Discounts on tech gear. Jewish holidays off and half day Fridays for Shabbos.

Cons

-Sexist POS males who gossip about the women and objectify them while posing as the "holiest" men around. Don't trust any of them. -A filthy office building covered in rodents, mouse feces, roaches, and a general layer of crud. We were constantly ill with respiratory issues and headaches working in the office building. The office looks like a telemarketing scam office one would find in the bowels of India. It's like coming to work in a slumlord's building everyday. -Absolute favoritism in the assigning of accounts and sending reps to events. Everything here works on a buddy system. It's like a male locker room environment. -LADIES- Ask for way more than you think you're worth in the interview. They always offer you one third or less what the men are making here. We learned this the hard way. Haggle them right back! -Products are constantly out of stock, so be prepared for all of your clients to hate you and to hardly make quota. - The most ancient interdepartmental communications methods possible.
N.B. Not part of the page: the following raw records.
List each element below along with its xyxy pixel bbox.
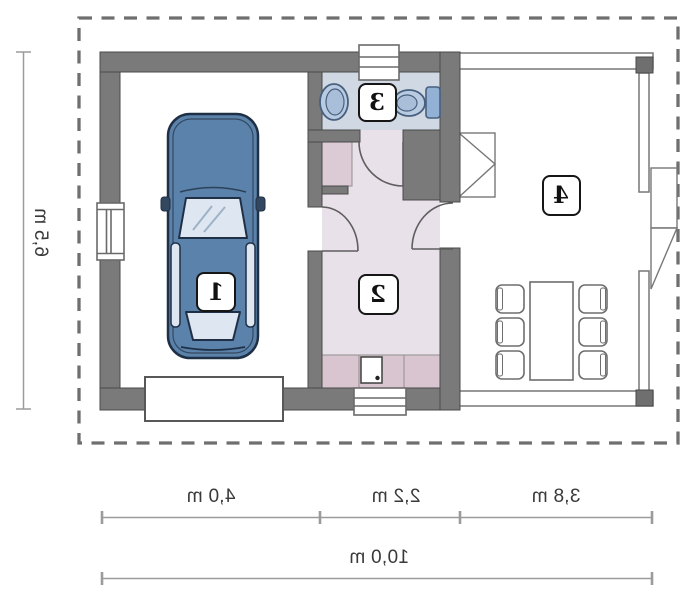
exterior-steps-left-icon: [459, 133, 495, 197]
toilet-icon: [393, 87, 440, 118]
appliance-knob: [375, 376, 379, 380]
terrace-post-bottom: [636, 390, 653, 406]
car-mirror-left: [161, 197, 170, 211]
wall-top: [100, 52, 460, 72]
dimension-label-height: 6,5 m: [29, 209, 51, 257]
car-rear-window: [186, 312, 240, 340]
room-badge-hallway: 2: [358, 274, 399, 315]
table-with-six-chairs-icon: [496, 282, 607, 380]
car-mirror-right: [256, 197, 265, 211]
dimension-label-terrace-width: 3,8 m: [516, 486, 596, 508]
car-top-view-icon: [161, 114, 265, 358]
garage-door-icon: [145, 377, 283, 421]
wall-closet-stub: [322, 186, 348, 194]
dimension-label-hall-width: 2,2 m: [356, 486, 436, 508]
room-number: 3: [369, 89, 385, 116]
chair-icon: [496, 285, 524, 313]
dimension-label-garage-width: 4,0 m: [171, 486, 251, 508]
terrace-right-rail-upper: [639, 73, 649, 192]
exterior-steps-right-icon: [651, 168, 677, 289]
floor-plan: 1 2 3 4 6,5 m 4,0 m 2,2 m 3,8 m 10,0 m: [0, 0, 700, 601]
car-windshield: [179, 198, 247, 238]
terrace-top-wall: [458, 53, 653, 69]
chair-icon: [496, 318, 524, 346]
wall-garage-hall-lower: [308, 251, 322, 388]
wall-left-lower: [100, 260, 120, 388]
room-number: 2: [370, 281, 386, 308]
room-badge-terrace: 4: [542, 175, 581, 216]
chair-icon: [496, 351, 524, 379]
washbasin-icon: [320, 84, 348, 120]
wall-left-upper: [100, 72, 120, 203]
car-side-window-left: [171, 243, 180, 327]
floor-plan-drawing: [0, 0, 700, 601]
car-side-window-right: [246, 243, 255, 327]
dimension-label-total-width: 10,0 m: [334, 547, 424, 569]
chair-icon: [579, 285, 607, 313]
terrace-post-top: [636, 57, 653, 73]
room-badge-garage: 1: [196, 272, 236, 312]
closet: [322, 140, 352, 186]
terrace-bottom-wall: [458, 391, 653, 406]
chair-icon: [579, 351, 607, 379]
chair-icon: [579, 318, 607, 346]
room-number: 1: [208, 279, 224, 306]
wall-right-lower: [440, 248, 460, 410]
room-number: 4: [553, 182, 569, 209]
wall-chunk: [403, 130, 440, 200]
room-badge-bathroom: 3: [358, 83, 397, 122]
window-icon: [359, 45, 399, 80]
entrance-door-icon: [354, 388, 406, 415]
dining-table: [530, 282, 573, 380]
wall-right-upper: [440, 52, 460, 202]
terrace-right-rail-lower: [639, 271, 649, 391]
window-icon: [97, 203, 124, 260]
wall-bathroom-bottom: [308, 130, 360, 142]
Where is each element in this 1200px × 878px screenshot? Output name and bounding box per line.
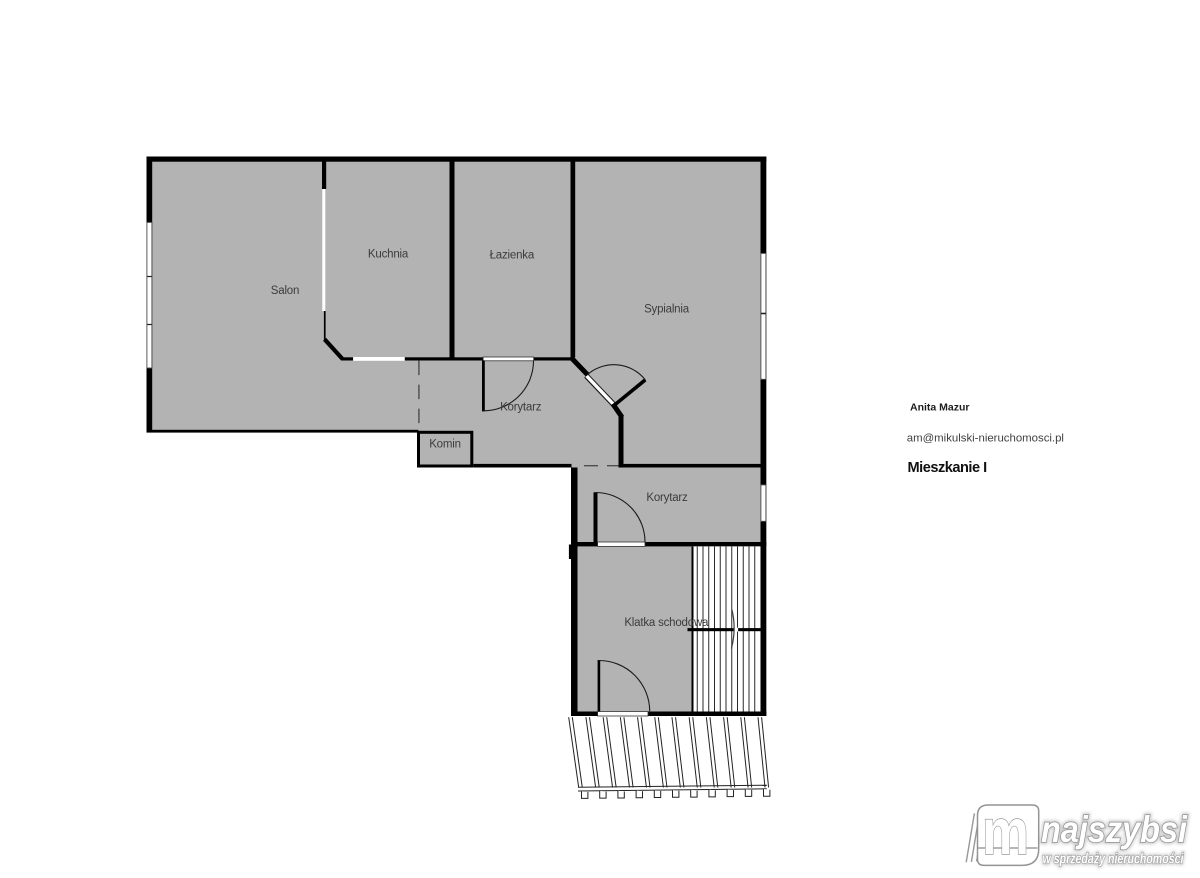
svg-text:Komin: Komin xyxy=(429,438,461,450)
svg-text:am@mikulski-nieruchomosci.pl: am@mikulski-nieruchomosci.pl xyxy=(907,433,1064,445)
svg-text:w sprzedaży nieruchomości: w sprzedaży nieruchomości xyxy=(1043,852,1185,868)
svg-text:Sypialnia: Sypialnia xyxy=(644,303,690,315)
svg-text:Korytarz: Korytarz xyxy=(646,492,688,504)
svg-text:Anita Mazur: Anita Mazur xyxy=(910,402,970,414)
svg-text:Klatka schodowa: Klatka schodowa xyxy=(624,617,709,629)
svg-text:Mieszkanie I: Mieszkanie I xyxy=(908,460,988,476)
svg-text:Salon: Salon xyxy=(271,285,299,297)
svg-text:Kuchnia: Kuchnia xyxy=(368,249,409,261)
svg-text:Łazienka: Łazienka xyxy=(490,249,535,261)
svg-text:m: m xyxy=(982,795,1029,868)
svg-text:Korytarz: Korytarz xyxy=(500,402,542,414)
svg-text:najszybsi: najszybsi xyxy=(1041,808,1188,850)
Usually you're waiting for layers of approvals or just the one single person who runs the team to answer you. Forget about shipping packages in a rush to those angry clients. -Zero diversity. Highest positions in the company are held by Jewish males or white males. The list goes on and on and on.
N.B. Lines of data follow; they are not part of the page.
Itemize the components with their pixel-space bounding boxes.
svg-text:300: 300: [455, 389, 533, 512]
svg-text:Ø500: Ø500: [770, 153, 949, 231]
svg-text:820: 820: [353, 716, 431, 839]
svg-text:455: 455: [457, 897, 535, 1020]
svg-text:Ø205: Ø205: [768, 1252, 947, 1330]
Explore other reviews about Adorama

5.0
19 May 2026
Recommend
CEO approval
Business outlook

Pros

Very supportive team and directors, management style fits me.

Cons

Not much that I could think of.

1.0
5 Nov 2025
Anonymous employee
Recommend
CEO approval
Business outlook

Pros

Some genuinely talented sales and support employees doing their best despite chaos

Cons

This division operates like a case study in how not to manage people. Behind the polished brand and corporate slogans lies a culture of confusion, coercion, and performative leadership. Data without integrity. Leadership frequently weaponizes flawed reporting systems to justify predetermined outcomes. Metrics are manipulated, dashboards misconfigured, and when inconsistencies are raised, the response isn’t correction — it’s punishment. Retaliatory management patterns. Constructive feedback and transparency are treated as insubordination. The moment you question pay accuracy, policy contradictions, or ethical concerns, you’re quietly moved from “valued contributor” to “problem employee.” A culture of manufactured pressure. Arbitrary “activity minimums,” surveillance-style meetings and micromanagement, and public compliance sessions replace real coaching. Initiative is discouraged; conformity is rewarded. Disorganization at scale. Inter-departmental breakdowns are constant; sales, merchants, operations, and finance contradict one another daily, yet accountability never travels upward. Employees absorb the fallout of leadership’s own missteps. Erosion of trust. Policies change without notice, promises are walked back, and internal miscommunications are spun as employee failures. It’s an environment where you document everything not for collaboration, but for self-protection.